Subject: Re: DMA COHERENCY [ was Re: CVS commit: syssrc ]
To: Matthew Jacob <>
From: Manuel Bouyer <>
List: tech-kern
Date: 03/01/2001 19:34:59
On Tue, Feb 27, 2001 at 11:12:50AM -0800, Matthew Jacob wrote:
> > On Mon, Feb 26, 2001 at 01:39:48PM -0800, Matthew Jacob wrote:
> > > I still would have to change the sparc64 implementation to grok this I
> > > believe. Note that BUS_DMA_COHERENT for bus_dmamem_map means make the
> > > CPU's view coherent (i.e., set PG_NVC (no vcache)) of memory. There's no tying
> > > this to setting iommu TTE bits.
> > 
> > Ha OK, on sparc64 we have two places to deal with: CPU<->Memory and
> > Memory<->device, which have each their own cache, rigth ?
> Yes. It isn't just sparc- there are other architectures have this issue as
> well- alpha for example. But alpha has an instruction that can ensure
> coherency at bus_dmamap_sync time (mb).
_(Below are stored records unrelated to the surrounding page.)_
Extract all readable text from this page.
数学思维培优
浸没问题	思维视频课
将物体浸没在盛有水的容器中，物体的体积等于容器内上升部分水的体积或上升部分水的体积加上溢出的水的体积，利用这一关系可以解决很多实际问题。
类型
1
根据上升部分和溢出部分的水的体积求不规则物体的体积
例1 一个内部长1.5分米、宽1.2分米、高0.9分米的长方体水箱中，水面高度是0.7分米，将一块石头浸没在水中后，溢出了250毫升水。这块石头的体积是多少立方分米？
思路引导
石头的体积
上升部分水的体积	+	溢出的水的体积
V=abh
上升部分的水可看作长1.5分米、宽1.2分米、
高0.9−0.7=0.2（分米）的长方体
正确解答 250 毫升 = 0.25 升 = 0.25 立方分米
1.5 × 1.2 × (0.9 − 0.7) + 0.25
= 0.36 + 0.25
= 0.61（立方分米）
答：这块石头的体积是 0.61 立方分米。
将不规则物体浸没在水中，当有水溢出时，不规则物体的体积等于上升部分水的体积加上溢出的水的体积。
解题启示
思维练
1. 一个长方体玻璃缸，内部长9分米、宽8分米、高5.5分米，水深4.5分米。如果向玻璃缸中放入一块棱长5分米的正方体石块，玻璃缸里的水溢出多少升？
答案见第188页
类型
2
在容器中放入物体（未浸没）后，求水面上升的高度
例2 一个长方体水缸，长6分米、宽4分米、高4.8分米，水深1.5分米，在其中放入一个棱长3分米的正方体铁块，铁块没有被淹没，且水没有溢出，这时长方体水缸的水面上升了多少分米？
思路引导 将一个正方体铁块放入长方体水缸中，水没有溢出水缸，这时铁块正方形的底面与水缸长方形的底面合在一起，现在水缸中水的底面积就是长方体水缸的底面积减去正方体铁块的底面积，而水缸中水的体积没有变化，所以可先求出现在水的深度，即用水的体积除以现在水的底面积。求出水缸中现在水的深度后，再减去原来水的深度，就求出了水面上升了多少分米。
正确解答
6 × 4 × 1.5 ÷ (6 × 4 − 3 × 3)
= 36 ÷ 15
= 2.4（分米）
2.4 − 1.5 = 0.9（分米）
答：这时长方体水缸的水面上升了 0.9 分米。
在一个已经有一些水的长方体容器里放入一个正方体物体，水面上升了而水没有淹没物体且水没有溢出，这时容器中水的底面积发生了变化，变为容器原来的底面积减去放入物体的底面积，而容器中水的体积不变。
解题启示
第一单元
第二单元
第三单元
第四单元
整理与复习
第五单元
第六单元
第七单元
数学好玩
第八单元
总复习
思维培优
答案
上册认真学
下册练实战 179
This is between CPU and RAM, something that should be handled at
dmamem_map(BUS_DMA_COHERENT) time.
> > I still believe that memory bus_dmamem_map()'ed BUS_DMA_COHERENT should be
> > from CPU to device (and vice-versa), so both caches should be configured for
> > this.
> But you may not be mapping it into a CPU's virtual address space. Otherwise,
> yes, BUS_DMA_COHERENT for a CPU mapping should probably imply coherence for IO
> mappings as well.
> > > 
> > > And lacking any architectural *requirement* for requiring such ordering, in
> > > fact, I'd rather have a big fat rule breakage with a comment than things just
> > > working because the order of function calls makes things work.
> > 
> > Hum, you're rigth. For me it was obvious that a DMA map should be mapped
> > before loaded but this is definitively 2 different things. So maybe we
> > need to handle BUS_DMA_COHERENT in bus_dmamap_load* too, but the behavior
> > needs to be clearly specified before, and documentation updated at the
> > same time.
> That's the request I have on the table here for. It's not all that complex
> when you get down to this. I believe that all you need is to simply modify the
> man page to state that BUS_DMA_COHERENT maybe specified in bus_dmamap_load*,
> or you need to state that bus_dmamem_alloc'd memory implies BUS_DMA_COHERENT
> for both CPU and IO mappings.
>      bus_dmamap_load(tag, dmam, buf, buflen, p, flags)
> ....			BUS_DMA_NOWAIT    It is not safe to wait (sleep) for
> 			                  sources during this call.
> ++                      BUS_DMA_COHERENT  This flag is a request to the
>                                           machine dependent code that
>                                           any IOMMU mappings will be
>                                           established in a away to provide
>                                           for byte coherency for the mapped
>                                           memory. If this cannot be achieved
>                                           an error will be returned. Usage of
>                                           bus_dmamap_sync is still required.
>                                           The reason for this flag is that
>                                           some systems need to know at
>                                           IOMMU load time whether or not
>                                           the mapping will be to support
>                                           byte coherency or streaming
>                                           unidirectional I/O in order to
>                                           select which hardware bits to set.
> OR:
>      bus_dmamem_alloc(tag, size, alignment, boundary, segs, ...)
> .....
>             All pages allocated by bus_dmamem_alloc will be assumed
>             to be BUS_DMA_COHERENT even if never mapped via bus_dmamem_map.
>             This is so the bus_dmamap_load implementation will select
>             the correct hardware bits to use when establishing IOMMU mappings.

I prefer the fist. We may use memory not allocated from bus_dmamem_alloc()
BUS_DMA_COHERENT should be used with care, though, as this is not guaranteed
to work everywhere (I'm not sure a PCI device can be mapped coherent on
a mips CPU, for example).

Manuel Bouyer, LIP6, Universite Paris VI.